System requirements
Functional:
User can tweet (send) up to 140 character message.
User can follow other users.
User can like other users' tweets.
User's home feed will show tweets from the users they are following.
The home feed will show top K popular tweets, based on the number of likes they receive, and the number of the followers the author has.
Non-Functional:
Scalability. It will have to serve a very large population, e.g., 500M DAU.
Response time. User has to see tweets quickly. When user opens home feed, the first 10 tweets should show up within 500ms.
Availability.
Consistency requirement can be a little bit relaxed. Eventual consistency would suffice. Let's say a user tweets. If a user on the other side of the earth sees it after a minute or so, that would be acceptable.

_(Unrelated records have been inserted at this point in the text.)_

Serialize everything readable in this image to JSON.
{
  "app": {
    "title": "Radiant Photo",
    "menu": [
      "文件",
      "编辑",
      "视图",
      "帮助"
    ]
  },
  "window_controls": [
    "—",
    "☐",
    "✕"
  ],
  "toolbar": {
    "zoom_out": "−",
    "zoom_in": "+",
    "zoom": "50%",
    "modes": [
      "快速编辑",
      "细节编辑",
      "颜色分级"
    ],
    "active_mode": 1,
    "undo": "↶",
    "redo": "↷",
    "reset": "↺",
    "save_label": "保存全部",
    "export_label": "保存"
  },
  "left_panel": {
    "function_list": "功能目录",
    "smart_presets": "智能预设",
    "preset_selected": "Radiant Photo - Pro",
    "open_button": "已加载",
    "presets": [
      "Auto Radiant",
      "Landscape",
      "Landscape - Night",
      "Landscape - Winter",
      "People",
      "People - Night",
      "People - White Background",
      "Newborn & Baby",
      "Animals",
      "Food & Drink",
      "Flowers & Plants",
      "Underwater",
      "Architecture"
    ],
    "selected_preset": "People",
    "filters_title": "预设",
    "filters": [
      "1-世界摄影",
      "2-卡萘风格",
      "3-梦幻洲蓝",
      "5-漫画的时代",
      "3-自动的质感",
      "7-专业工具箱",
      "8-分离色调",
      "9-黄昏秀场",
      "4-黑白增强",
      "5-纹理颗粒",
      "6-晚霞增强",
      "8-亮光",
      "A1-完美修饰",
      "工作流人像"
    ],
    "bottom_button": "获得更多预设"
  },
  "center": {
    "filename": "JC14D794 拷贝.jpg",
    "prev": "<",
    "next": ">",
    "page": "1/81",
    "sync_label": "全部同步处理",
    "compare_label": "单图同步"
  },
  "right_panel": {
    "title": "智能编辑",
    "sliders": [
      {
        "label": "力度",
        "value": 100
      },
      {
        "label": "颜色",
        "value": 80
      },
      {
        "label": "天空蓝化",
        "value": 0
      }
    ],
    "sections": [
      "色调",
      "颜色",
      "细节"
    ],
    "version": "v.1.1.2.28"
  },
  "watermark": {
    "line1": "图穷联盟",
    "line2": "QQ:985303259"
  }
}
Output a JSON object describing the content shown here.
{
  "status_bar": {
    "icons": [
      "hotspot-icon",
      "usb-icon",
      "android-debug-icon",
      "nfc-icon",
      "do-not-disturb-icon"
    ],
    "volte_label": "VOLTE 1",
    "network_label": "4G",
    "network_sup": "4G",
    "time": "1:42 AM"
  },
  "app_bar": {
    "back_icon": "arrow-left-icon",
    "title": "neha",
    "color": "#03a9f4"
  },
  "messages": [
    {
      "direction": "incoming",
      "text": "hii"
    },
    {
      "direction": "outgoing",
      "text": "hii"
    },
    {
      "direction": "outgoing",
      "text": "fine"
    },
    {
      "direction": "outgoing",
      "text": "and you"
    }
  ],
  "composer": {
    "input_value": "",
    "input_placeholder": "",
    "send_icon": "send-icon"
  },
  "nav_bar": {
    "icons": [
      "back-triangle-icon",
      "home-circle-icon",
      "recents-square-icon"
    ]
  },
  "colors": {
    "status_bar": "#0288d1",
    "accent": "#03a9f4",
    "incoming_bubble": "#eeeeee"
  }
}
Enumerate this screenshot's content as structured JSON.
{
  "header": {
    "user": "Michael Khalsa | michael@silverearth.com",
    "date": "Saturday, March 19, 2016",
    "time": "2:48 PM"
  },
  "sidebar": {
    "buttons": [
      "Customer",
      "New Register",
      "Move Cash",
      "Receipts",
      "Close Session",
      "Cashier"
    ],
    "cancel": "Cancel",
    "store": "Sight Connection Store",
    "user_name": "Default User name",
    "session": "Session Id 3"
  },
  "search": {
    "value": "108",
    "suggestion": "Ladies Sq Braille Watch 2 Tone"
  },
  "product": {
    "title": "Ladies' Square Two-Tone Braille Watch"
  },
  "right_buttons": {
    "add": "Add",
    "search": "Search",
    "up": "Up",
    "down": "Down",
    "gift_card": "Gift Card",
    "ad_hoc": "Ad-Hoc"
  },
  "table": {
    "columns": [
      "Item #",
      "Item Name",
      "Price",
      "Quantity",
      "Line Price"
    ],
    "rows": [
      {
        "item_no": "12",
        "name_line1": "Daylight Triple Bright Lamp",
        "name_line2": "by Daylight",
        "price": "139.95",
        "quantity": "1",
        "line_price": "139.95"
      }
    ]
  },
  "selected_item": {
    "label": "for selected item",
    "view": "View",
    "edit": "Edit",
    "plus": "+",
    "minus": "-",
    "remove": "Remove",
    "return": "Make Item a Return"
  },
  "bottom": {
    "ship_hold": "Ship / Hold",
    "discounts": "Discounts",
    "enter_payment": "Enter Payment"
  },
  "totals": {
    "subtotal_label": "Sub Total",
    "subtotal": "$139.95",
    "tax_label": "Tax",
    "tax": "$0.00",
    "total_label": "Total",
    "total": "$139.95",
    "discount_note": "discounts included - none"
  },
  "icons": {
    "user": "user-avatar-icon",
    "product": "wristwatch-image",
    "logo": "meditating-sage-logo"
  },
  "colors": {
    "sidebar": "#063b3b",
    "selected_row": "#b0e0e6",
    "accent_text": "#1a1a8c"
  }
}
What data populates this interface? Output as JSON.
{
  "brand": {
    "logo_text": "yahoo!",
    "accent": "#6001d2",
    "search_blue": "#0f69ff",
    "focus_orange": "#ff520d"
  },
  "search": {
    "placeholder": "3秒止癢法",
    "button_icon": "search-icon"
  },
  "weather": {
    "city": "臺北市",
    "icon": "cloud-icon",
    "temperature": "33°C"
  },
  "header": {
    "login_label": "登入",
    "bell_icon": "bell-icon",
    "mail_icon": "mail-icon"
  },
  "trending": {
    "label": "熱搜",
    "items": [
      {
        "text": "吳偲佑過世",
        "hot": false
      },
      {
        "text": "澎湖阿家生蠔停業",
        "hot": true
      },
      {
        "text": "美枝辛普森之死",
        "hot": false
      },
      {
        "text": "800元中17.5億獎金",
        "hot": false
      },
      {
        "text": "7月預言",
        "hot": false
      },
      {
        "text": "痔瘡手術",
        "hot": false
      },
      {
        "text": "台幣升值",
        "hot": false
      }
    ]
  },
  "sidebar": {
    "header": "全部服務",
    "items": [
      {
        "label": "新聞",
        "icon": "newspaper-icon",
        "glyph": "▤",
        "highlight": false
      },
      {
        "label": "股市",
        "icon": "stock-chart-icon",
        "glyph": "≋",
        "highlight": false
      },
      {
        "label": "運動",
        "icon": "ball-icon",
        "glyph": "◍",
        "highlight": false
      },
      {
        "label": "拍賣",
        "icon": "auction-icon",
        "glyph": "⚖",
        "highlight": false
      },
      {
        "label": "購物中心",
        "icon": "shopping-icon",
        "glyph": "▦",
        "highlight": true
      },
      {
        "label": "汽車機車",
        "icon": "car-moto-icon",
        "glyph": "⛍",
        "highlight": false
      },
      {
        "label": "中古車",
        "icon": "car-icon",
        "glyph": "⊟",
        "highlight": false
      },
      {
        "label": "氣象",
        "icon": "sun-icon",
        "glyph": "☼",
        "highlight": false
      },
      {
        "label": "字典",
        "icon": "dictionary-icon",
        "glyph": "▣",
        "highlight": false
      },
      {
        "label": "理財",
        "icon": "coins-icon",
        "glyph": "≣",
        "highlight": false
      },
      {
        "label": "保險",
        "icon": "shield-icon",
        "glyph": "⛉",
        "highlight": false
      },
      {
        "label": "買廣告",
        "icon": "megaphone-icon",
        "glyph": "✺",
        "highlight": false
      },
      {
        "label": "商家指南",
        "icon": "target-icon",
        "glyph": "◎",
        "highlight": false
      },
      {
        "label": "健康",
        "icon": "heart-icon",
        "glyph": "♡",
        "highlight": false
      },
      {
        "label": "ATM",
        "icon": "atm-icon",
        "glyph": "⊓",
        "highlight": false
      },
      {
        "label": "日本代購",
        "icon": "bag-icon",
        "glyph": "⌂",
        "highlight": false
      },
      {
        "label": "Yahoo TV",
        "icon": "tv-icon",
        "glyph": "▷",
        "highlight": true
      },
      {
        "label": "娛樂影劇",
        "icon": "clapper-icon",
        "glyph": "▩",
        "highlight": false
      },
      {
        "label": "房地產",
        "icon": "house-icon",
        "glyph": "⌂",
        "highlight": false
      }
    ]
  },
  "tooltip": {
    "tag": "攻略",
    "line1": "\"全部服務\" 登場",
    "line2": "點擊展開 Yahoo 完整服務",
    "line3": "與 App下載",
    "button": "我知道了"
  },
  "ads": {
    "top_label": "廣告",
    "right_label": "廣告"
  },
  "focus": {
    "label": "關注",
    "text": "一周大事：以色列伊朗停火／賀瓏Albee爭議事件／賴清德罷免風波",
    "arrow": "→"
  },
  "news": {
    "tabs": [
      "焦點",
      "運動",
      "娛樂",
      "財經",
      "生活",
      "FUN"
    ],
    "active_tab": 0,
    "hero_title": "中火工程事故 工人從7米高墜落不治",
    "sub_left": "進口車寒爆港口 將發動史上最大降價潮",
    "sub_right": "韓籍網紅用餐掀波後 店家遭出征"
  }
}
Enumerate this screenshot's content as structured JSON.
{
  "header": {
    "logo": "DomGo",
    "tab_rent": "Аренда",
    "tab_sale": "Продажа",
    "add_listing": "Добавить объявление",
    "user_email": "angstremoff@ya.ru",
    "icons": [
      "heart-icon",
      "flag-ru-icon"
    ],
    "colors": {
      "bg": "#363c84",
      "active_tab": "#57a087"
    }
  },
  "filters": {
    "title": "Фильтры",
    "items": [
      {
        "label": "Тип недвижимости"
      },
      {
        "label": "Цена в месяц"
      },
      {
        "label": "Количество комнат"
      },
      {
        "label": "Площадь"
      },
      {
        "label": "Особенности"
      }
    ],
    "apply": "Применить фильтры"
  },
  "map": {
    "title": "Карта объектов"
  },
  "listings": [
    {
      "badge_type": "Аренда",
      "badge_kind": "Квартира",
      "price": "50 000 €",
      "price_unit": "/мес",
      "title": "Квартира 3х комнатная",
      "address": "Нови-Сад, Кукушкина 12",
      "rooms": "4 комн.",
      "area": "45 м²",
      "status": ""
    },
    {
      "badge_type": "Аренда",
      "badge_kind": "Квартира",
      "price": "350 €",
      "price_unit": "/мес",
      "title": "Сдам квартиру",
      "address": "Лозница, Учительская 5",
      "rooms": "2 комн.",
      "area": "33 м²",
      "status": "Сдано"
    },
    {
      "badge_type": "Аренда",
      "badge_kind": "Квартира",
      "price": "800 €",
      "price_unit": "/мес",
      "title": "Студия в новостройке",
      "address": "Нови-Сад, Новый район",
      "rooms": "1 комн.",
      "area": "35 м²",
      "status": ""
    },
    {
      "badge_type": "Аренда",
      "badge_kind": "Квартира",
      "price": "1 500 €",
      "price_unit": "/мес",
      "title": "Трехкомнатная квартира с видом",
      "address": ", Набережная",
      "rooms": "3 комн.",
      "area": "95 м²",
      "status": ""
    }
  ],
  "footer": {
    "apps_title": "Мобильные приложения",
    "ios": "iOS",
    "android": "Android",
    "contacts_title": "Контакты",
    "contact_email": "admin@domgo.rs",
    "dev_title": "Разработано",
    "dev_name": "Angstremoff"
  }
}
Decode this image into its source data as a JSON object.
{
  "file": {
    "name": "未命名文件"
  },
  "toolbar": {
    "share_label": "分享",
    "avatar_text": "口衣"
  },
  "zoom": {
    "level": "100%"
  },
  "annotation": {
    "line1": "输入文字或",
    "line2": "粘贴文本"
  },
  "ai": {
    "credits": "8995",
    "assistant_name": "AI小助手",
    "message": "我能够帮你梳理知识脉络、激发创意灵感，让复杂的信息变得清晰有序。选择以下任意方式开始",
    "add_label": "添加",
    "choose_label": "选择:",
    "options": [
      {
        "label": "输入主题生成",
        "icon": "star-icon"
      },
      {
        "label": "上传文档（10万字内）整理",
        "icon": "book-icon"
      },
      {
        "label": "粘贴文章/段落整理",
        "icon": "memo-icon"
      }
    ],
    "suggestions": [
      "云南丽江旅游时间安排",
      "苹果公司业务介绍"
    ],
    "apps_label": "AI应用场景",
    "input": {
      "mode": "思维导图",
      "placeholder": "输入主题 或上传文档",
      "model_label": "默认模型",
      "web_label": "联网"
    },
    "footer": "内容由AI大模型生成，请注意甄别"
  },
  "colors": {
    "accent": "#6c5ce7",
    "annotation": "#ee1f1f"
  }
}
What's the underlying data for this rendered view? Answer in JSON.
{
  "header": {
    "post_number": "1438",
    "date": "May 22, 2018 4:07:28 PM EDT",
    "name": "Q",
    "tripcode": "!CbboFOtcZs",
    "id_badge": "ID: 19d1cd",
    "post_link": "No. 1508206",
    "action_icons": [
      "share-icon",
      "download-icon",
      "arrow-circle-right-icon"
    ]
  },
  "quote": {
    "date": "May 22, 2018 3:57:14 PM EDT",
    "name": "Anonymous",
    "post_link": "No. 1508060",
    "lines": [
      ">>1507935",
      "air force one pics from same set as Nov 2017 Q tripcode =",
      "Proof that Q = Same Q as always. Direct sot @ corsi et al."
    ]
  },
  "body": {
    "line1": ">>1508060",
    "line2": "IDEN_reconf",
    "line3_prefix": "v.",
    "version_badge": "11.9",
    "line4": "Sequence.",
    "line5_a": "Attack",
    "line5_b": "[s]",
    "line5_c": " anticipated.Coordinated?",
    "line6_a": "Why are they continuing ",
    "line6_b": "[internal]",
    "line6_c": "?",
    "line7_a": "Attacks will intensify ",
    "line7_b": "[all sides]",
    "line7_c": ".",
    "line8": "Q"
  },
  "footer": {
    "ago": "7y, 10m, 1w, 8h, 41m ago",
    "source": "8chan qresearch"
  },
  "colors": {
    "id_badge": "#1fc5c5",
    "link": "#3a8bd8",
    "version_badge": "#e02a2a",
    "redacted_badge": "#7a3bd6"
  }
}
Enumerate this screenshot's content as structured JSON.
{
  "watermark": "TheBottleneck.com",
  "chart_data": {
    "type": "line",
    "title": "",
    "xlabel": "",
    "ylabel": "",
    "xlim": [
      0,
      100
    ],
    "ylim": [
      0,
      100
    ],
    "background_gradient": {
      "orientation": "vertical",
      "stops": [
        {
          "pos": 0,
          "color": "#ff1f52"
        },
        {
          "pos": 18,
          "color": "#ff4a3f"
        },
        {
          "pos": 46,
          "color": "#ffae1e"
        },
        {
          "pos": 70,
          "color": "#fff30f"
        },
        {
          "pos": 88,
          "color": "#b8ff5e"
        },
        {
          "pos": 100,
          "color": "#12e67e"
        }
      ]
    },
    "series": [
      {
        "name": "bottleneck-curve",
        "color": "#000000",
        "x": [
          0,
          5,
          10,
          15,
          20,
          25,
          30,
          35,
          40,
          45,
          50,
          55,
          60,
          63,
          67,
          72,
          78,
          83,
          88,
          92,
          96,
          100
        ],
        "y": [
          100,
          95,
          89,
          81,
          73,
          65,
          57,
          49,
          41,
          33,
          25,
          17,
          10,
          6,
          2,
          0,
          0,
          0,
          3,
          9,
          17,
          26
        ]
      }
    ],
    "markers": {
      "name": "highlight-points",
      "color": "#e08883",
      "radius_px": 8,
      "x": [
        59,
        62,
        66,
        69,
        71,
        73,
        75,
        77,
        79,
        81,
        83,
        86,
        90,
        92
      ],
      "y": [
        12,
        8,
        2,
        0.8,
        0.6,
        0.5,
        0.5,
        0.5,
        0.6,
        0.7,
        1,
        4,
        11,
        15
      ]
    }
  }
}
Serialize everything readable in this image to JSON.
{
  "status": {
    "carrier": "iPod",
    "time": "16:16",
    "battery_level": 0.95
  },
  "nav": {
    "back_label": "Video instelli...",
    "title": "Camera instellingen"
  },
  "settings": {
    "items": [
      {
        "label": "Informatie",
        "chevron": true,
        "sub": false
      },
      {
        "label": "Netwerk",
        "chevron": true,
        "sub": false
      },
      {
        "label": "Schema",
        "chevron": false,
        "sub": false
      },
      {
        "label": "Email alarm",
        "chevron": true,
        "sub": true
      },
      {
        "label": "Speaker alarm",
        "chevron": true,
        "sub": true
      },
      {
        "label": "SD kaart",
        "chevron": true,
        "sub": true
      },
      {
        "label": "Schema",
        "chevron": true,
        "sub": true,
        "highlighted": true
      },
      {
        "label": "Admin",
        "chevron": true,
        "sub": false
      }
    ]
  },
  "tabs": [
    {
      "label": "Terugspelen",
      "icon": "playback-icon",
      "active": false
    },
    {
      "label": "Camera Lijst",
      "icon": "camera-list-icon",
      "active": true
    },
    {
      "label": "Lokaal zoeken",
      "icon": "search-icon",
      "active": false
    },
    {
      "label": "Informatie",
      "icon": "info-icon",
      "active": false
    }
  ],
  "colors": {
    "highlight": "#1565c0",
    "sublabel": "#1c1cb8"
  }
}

[Generally speaking, you would like to keep the requirements scope small. You only have 35 - 50 min in an interview. If you have a lot of requirements, you'd risk running out of time. Of course there can be so many more requests in this solution - images & videos, advertisements, security, content moderation, anti abuse protection, to name a few. But we will start with a small set of requirements. Easier to expand later than shrink.]
Capacity estimation
500M DAU
Each user, on average, tweets twice a day. 1B tweets / day.
Each user, on average, views 100 tweets a day.
At peak, the system should scale up to 20% of DAU - 100M users - interacting with the system.
Let's discuss storage capacity first.
1B tweets a day. Each tweet is 140 chars. An example data model for tweets would be:
Tweet:
- tweet_ID: primary key
- created_by: user ID
- posted_time
- content
- medialink: link to picture or video content
- number_of_likes
- hashtags: list of hashtag strings used in the tweet.
- users_mentioned: list of users mentioned in the tweet
It seems reasonable to assume each message takes up to 512 bytes.
0.5KB * 1 billion = 512GB per day.
In two years, it would be 365 TB. With some buffer for growth, assume 512TB.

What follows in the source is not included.